Reverberações pessoais do projeto pedagógico megalômano do protagonista, considerações acerca dos ‘mcguffins’ narrativos e elogios à heterogênea utilização do CinemaScope por parte do cineasta – que se serve desta tela expandida para criar metáforas visuais de uma prisão no interior de uma residência permeada pelas sombras e subdivisões espaciais aprisionantes – foram outros aspectos que corroboram as observações truffautianas. Além disso, os cecinéfilos elogiaram aspectos minuciosos da mise-en-scène rayniana, que se utiliza de recursos inteligentíssimos para “contaminar” os espectadores com o mal-estar que brota daquilo que é criticado pelo filme: assim, quando o protagonista desmaia, a fim de realçar a sua desorientação de sentidos, ele aperta com força involuntária uma campainha altissonante; e, quando este mesmo personagem encontra-se no píncaro de seus devaneios messiânicos assassinos, ruídos de um programa televisivo invadem a banda sonora de maneira propositalmente desnorteadora. Além disso, uma magistral reprimenda contra a homogeneidade esquemática dos filmes hollywoodianos, contra a qual Nicholas Ray se rebelou ao longo de toda a sua obra, é levada a cabo num diálogo em que o protagonista vitupera acerca das manias audientes de seu filho, que via inúmeros faroestes assimilados.
Em verdade, o filme que foi visto neste sábado não constava da programação inicial de filmes raynianos, mas nosso mentor achou obrigatório o compartilhamento de sua genialidade discursiva, tamanha a sua acuidade, derivada de uma história real (noticiada na revista New Yorker), disfarçada de mera trama sobre desestruturação familiar.
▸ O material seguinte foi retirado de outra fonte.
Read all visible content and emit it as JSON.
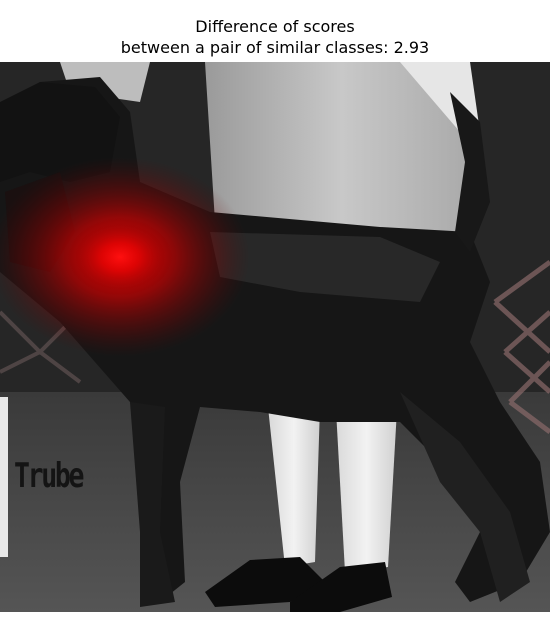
{
  "figure": {
    "title_line1": "Difference of scores",
    "title_line2": "between a pair of similar classes: 2.93"
  },
  "photo": {
    "subject": "dog-photo",
    "watermark_text": "Trube",
    "heatmap_color": "#ff0000",
    "background_color": "#2a2a2a"
  }
}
Os argumentos laudatórios de Mauro Luciano sobre o caráter filosófico e político do ‘corpus’ rayniano foi confirmado mais uma vez na análise pormenorizada deste ótimo filme, que, apesar de sua fecundidade compositiva, apresenta alguns problemas de apreciação, quiçá relacionados à necessidade de algumas convenções dramatúrgicas que hoje parecem um tanto “datadas”. Neste sentido, foi estabelecida uma comparação entre os efeitos de estranhamento (inclusive no sentido brechtiano do termo) que detectamos na feitura realista deste filme e do anterior JUVENTUDE TRANSVIADA (1955). Se Wesley teve alguns problemas de recepção durante a segunda metade, Caio notou-os na parte inicial, quando não entendeu de imediato o que o diretor queria provocar ao mostrar os comportamentos habituais de estudantes e vizinhos estadunidenses. Ao final, todos concordaram que, visto retrospectivamente, até mesmo aquilo que parece não “funcionar” no filme é dotado de pujança contestatória, sendo o final feliz abrupto do filme uma sardônica demonstração de que a manutenção da aparência de sanidade institucional verificada no início será continuada, não apenas em sentido diegético, mas principalmente em relação ao projeto de nação norte-americano.